The total sailing energy of the electric aircraft in the first stage is calculated by the following formula

In E _{g_1} T is the total energy consumption in the sailing phase _{g_1} For the time of sailing phase, W _{p_1} For sailingThe power required for the operation of the aircraft in stages, where eta _m 、η _c Motor efficiency and controller efficiency, η, for each sailing phase _p Is propeller efficiency.

During the excessive taxiing phase, there is a resistance peak with a corresponding speed of 'lifting speed', at this stage, an air cushion phenomenon occurs at the bottom of the pontoon, the sliding area of the rear body is reduced, the hydraulic pressure and bending moment of the rear body are correspondingly reduced, and the hydraulic pressure of the front body is continuously increased to ensure balance, so that the total hydrodynamic moment of the seaplane is suddenly increased to the maximum. The water line height will increase and then decrease during this process as shown in fig. 3.

In this excessive taxiing phase, the main characteristics are a rapid increase in pitch angle and a decrease in draft, the aerodynamic drag of the electric aircraft begins to increase rapidly, but due to the air cushion phenomenon at the bottom of the pontoon, the hydrodynamic drag is still far greater than the aerodynamic drag, and the calculation of this part can be performed by a high-speed sailing yacht model.

Hydrodynamic drag T for excessive taxiing phases _w Still by viscous drag R and wave-making drag R _W Two parts, wherein the viscous drag comprises friction drag and shape drag.

Coefficient of friction C for water _f The calculation can be performed at this stage by using the mulberry equation:

the rest calculation method is similar to the first stage, and the sailing water resistance T _w From viscous drag R and wave-making drag R _W Adding to obtain

T _{w_2} ＝R+R _W

Record a ₂ The calculation method of the required output thrust of the propeller is expressed by the following formula:

the power calculation is carried out according to a thrust power calculation formula, and the thrust and power requirements output by the propeller can be expressed as follows according to the phyllanthin theory

The total sailing energy of the electric aircraft in the second stage is calculated by the following formula

Wherein E is _{g_2} To total energy consumption in the excessive coasting phase, t _{g_2} For the time of the excessive coasting period, W _{p_2} Power required for aircraft operation during excessive taxiing phase, where η _{m_2} 、η _{c_2} And eta _{p_2} The efficiency of the motor, the controller and the propeller of the aircraft in the excessive taxiing stage can be obtained through test flight data of the aircraft in the excessive taxiing stage.

The pontoon portion is further lifted during the high-speed glide phase, the air cushion increases after the step break, and the draft area further decreases, wherein the hydrodynamic drag begins to decrease slowly and the aerodynamic drag begins to increase as the speed increases.

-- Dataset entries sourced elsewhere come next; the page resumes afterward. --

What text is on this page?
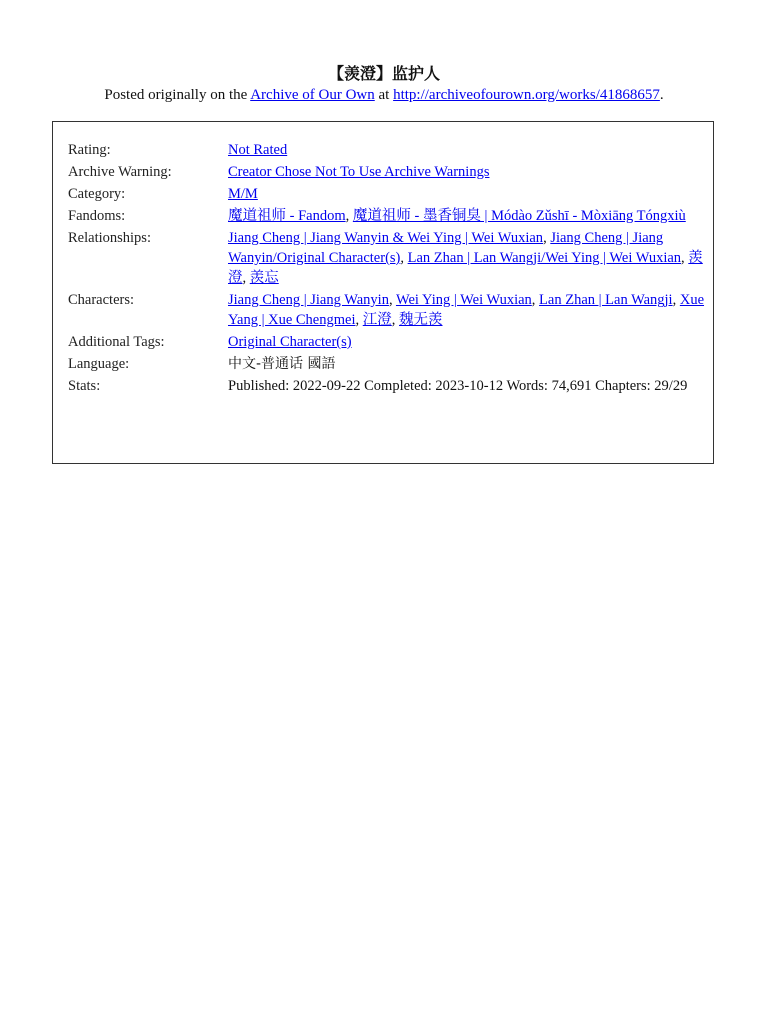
【羡澄】监护人
Posted originally on the Archive of Our Own at http://archiveofourown.org/works/41868657.
Rating:	Not Rated
Archive Warning:	Creator Chose Not To Use Archive Warnings
Category:	M/M
Fandoms:	魔道祖师 - Fandom, 魔道祖师 - 墨香铜臭 | Módào Zǔshī - Mòxiāng Tóngxiù
Relationships:	Jiang Cheng | Jiang Wanyin & Wei Ying | Wei Wuxian, Jiang Cheng | Jiang Wanyin/Original Character(s), Lan Zhan | Lan Wangji/Wei Ying | Wei Wuxian, 羡澄, 羡忘
Characters:	Jiang Cheng | Jiang Wanyin, Wei Ying | Wei Wuxian, Lan Zhan | Lan Wangji, Xue Yang | Xue Chengmei, 江澄, 魏无羡
Additional Tags:	Original Character(s)
Language:	中文-普通话 國語
Stats:	Published: 2022-09-22 Completed: 2023-10-12 Words: 74,691 Chapters: 29/29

The T is _D Aerodynamic drag for an aircraft can be expressed as:

wherein S is the area of the wing; c (C) _D Is the aerodynamic drag coefficient; m is Mach number, the ratio of aircraft speed to sound velocity; m is M _l Mach number for incoming flow, i.e. the Mach number of far field gas, i.e. the Mach number of air away from the aircraft; m is M _ln Is the local Mach number, i.e., the ratio of the gas velocity to the sound velocity at a point on the aircraft surface; γ is the gas specific heat ratio, γ=1.4 for air.

Stress analysis is carried out on the aircraft, wherein theta is the longitudinal inclination angle of the take-off and taxiing stage；The included angle between the thrust line of the electrodynamic system and the lower construction line of the aircraft can be approximately determined after the aircraft is shaped; m is the aircraft take-off quality; v is the taxiing speed of the aircraft in the horizontal direction; v _fl Is the flying speed of the airplane in the axial direction, which is approximately equal to the advancing speed of the propeller, t ₂ A is the time of ending the last stage ₃ Acceleration during the high-speed coasting phase; r is taken _s Is the total drag experienced by the high speed glide phase aircraft.

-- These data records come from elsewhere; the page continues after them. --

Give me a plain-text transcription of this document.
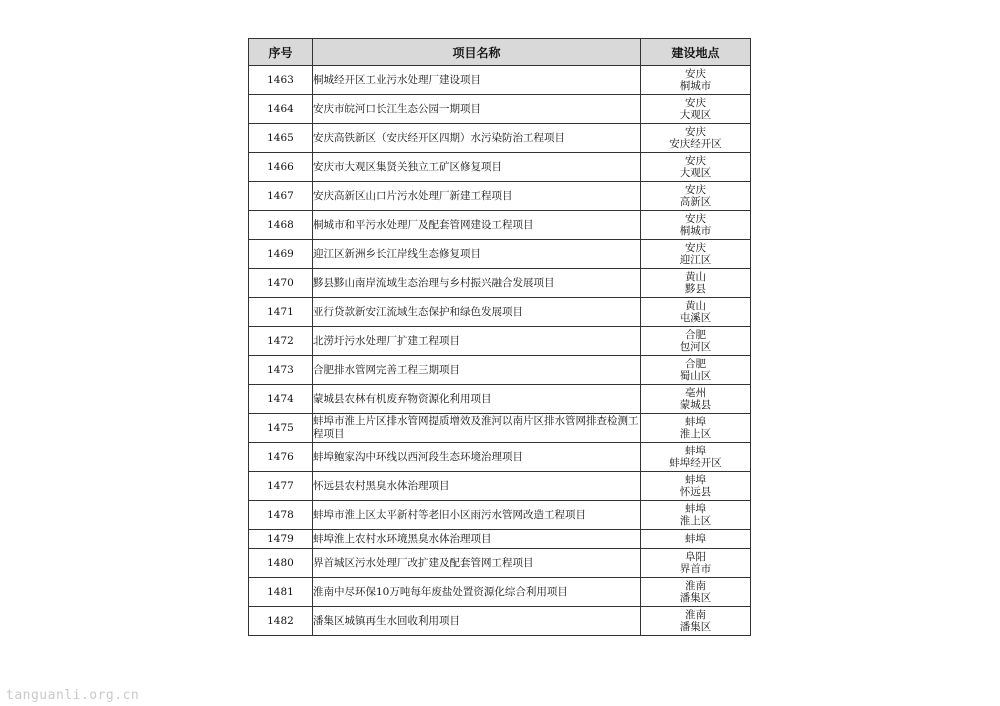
序号	项目名称	建设地点
1463	桐城经开区工业污水处理厂建设项目	安庆
桐城市

1464	安庆市皖河口长江生态公园一期项目	安庆
大观区

1465	安庆高铁新区（安庆经开区四期）水污染防治工程项目	安庆
安庆经开区

1466	安庆市大观区集贤关独立工矿区修复项目	安庆
大观区

1467	安庆高新区山口片污水处理厂新建工程项目	安庆
高新区

1468	桐城市和平污水处理厂及配套管网建设工程项目	安庆
桐城市

1469	迎江区新洲乡长江岸线生态修复项目	安庆
迎江区

1470	黟县黟山南岸流域生态治理与乡村振兴融合发展项目	黄山
黟县

1471	亚行贷款新安江流域生态保护和绿色发展项目	黄山
屯溪区

1472	北涝圩污水处理厂扩建工程项目	合肥
包河区

1473	合肥排水管网完善工程三期项目	合肥
蜀山区

1474	蒙城县农林有机废弃物资源化利用项目	亳州
蒙城县

1475	蚌埠市淮上片区排水管网提质增效及淮河以南片区排水管网排查检测工程项目	蚌埠
淮上区

1476	蚌埠鲍家沟中环线以西河段生态环境治理项目	蚌埠
蚌埠经开区

1477	怀远县农村黑臭水体治理项目	蚌埠
怀远县

1478	蚌埠市淮上区太平新村等老旧小区雨污水管网改造工程项目	蚌埠
淮上区

1479	蚌埠淮上农村水环境黑臭水体治理项目	蚌埠

1480	界首城区污水处理厂改扩建及配套管网工程项目	阜阳
界首市

1481	淮南中尽环保10万吨每年废盐处置资源化综合利用项目	淮南
潘集区

1482	潘集区城镇再生水回收利用项目	淮南
潘集区
tanguanli.org.cn
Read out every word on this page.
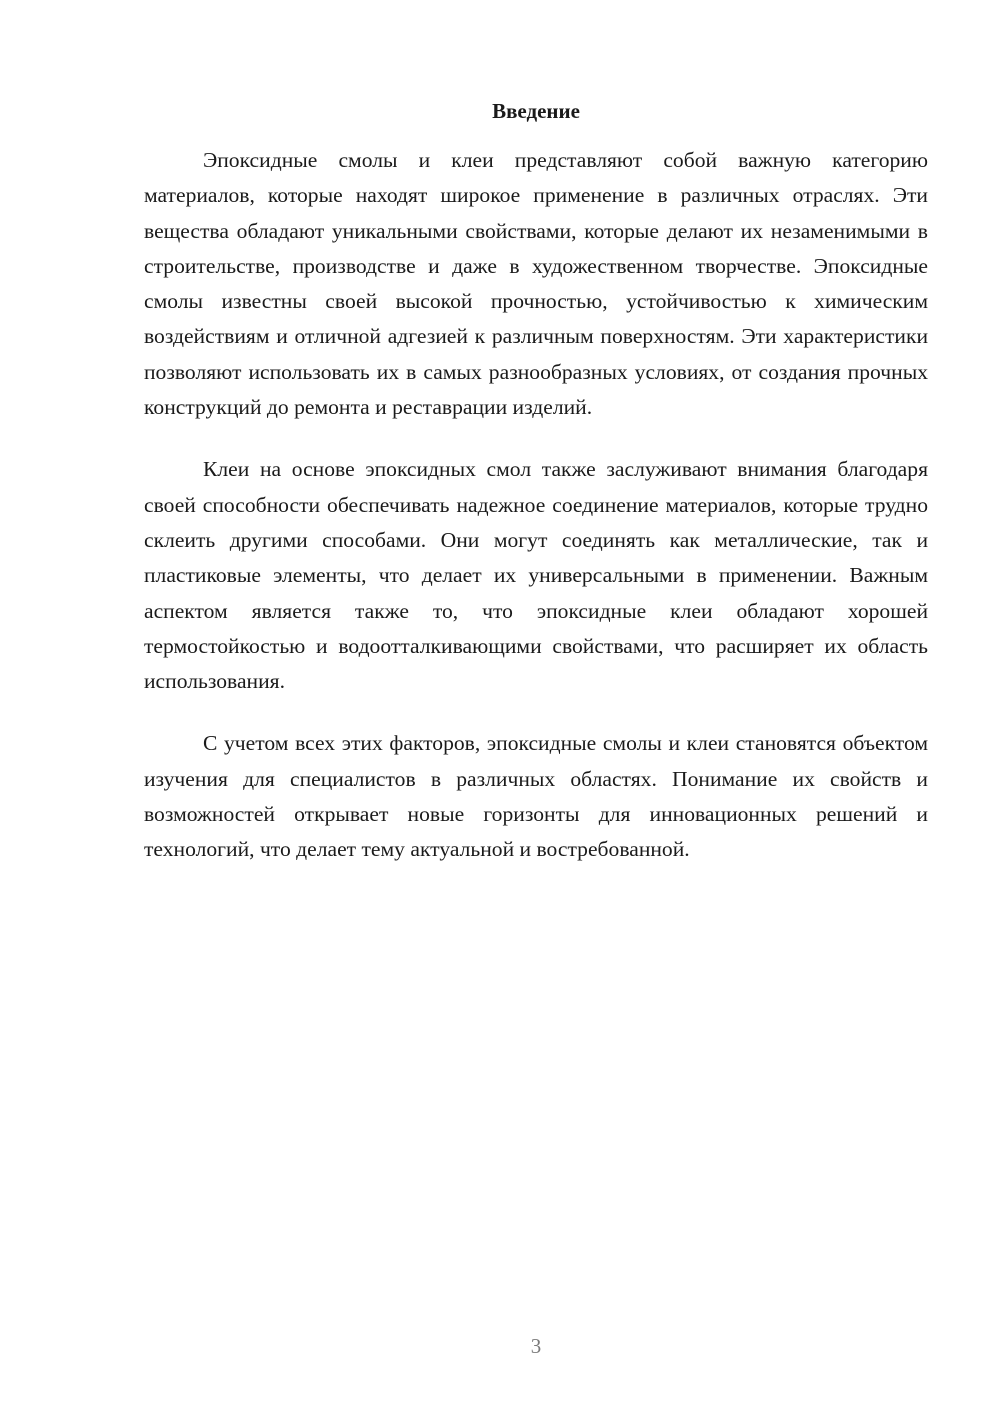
Введение

Эпоксидные смолы и клеи представляют собой важную категорию материалов, которые находят широкое применение в различных отраслях. Эти вещества обладают уникальными свойствами, которые делают их незаменимыми в строительстве, производстве и даже в художественном творчестве. Эпоксидные смолы известны своей высокой прочностью, устойчивостью к химическим воздействиям и отличной адгезией к различным поверхностям. Эти характеристики позволяют использовать их в самых разнообразных условиях, от создания прочных конструкций до ремонта и реставрации изделий.

Клеи на основе эпоксидных смол также заслуживают внимания благодаря своей способности обеспечивать надежное соединение материалов, которые трудно склеить другими способами. Они могут соединять как металлические, так и пластиковые элементы, что делает их универсальными в применении. Важным аспектом является также то, что эпоксидные клеи обладают хорошей термостойкостью и водоотталкивающими свойствами, что расширяет их область использования.

С учетом всех этих факторов, эпоксидные смолы и клеи становятся объектом изучения для специалистов в различных областях. Понимание их свойств и возможностей открывает новые горизонты для инновационных решений и технологий, что делает тему актуальной и востребованной.

3
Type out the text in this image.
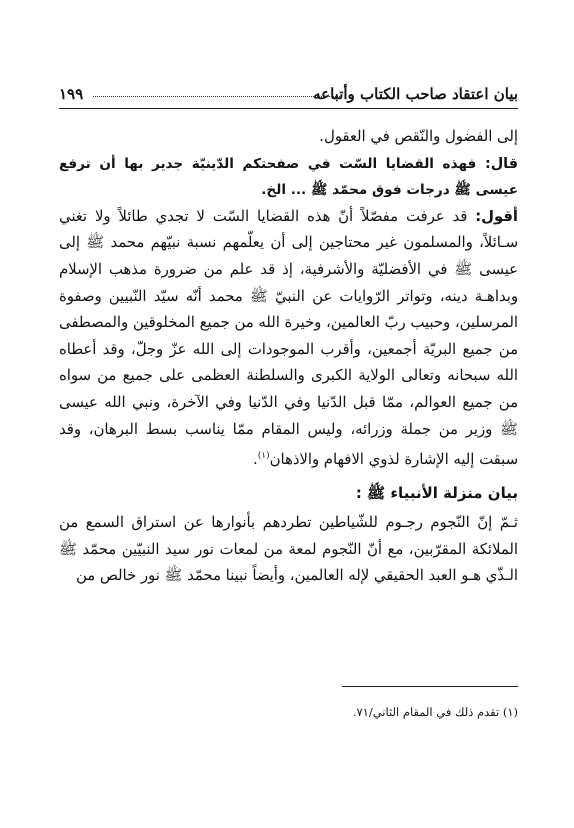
بيان اعتقاد صاحب الكتاب وأتباعه
١٩٩

إلى الفضول والنّقص في العقول.

قال: فهذه القضايا السّت في صفحتكم الدّينيّة جدير بها أن ترفع عيسى ﷺ درجات فوق محمّد ﷺ ... الخ.

أقول: قد عرفت مفصّلاً أنّ هذه القضايا السّت لا تجدي طائلاً ولا تغني سـائلاً، والمسلمون غير محتاجين إلى أن يعلّمهم نسبة نبيّهم محمد ﷺ إلى عيسى ﷺ في الأفضليّة والأشرفية، إذ قد علم من ضرورة مذهب الإسلام وبداهـة دينه، وتواتر الرّوايات عن النبيّ ﷺ محمد أنّه سيّد النّبيين وصفوة المرسلين، وحبيب ربّ العالمين، وخيرة الله من جميع المخلوقين والمصطفى من جميع البريّة أجمعين، وأقرب الموجودات إلى الله عزّ وجلّ، وقد أعطاه الله سبحانه وتعالى الولاية الكبرى والسلطنة العظمى على جميع من سواه من جميع العوالم، ممّا قبل الدّنيا وفي الدّنيا وفي الآخرة، ونبي الله عيسى ﷺ وزير من جملة وزرائه، وليس المقام ممّا يناسب بسط البرهان، وقد سبقت إليه الإشارة لذوي الافهام والاذهان$^{(١)}$.

بيان منزلة الأنبياء ﷺ :

ثـمّ إنّ النّجوم رجـوم للشّياطين تطردهم بأنوارها عن استراق السمع من الملائكة المقرّبين، مع أنّ النّجوم لمعة من لمعات نور سيد النبيّين محمّد ﷺ الـذّي هـو العبد الحقيقي لإله العالمين، وأيضاً نبينا محمّد ﷺ نور خالص من

(١) تقدم ذلك في المقام الثاني/٧١.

The power calculation is carried out according to a thrust power calculation formula, and the thrust and power requirements output by the propeller can be expressed as follows according to the phyllanthin theory

The total sailing energy of the electric aircraft in the third stage is calculated by the following formula

Wherein E is _{g_3} For total energy consumption during the high-speed coasting phase, t _{g_3} For the time of the high-speed coasting phase, W _{p_3} Power required for aircraft operation during high speed taxiing phase, where η _{m_3} 、η _{c_3} And eta _{p_3} The efficiency of the motor, the controller and the propeller of the aircraft in the high-speed sliding stage can be obtained through test flight data of the aircraft in the stage.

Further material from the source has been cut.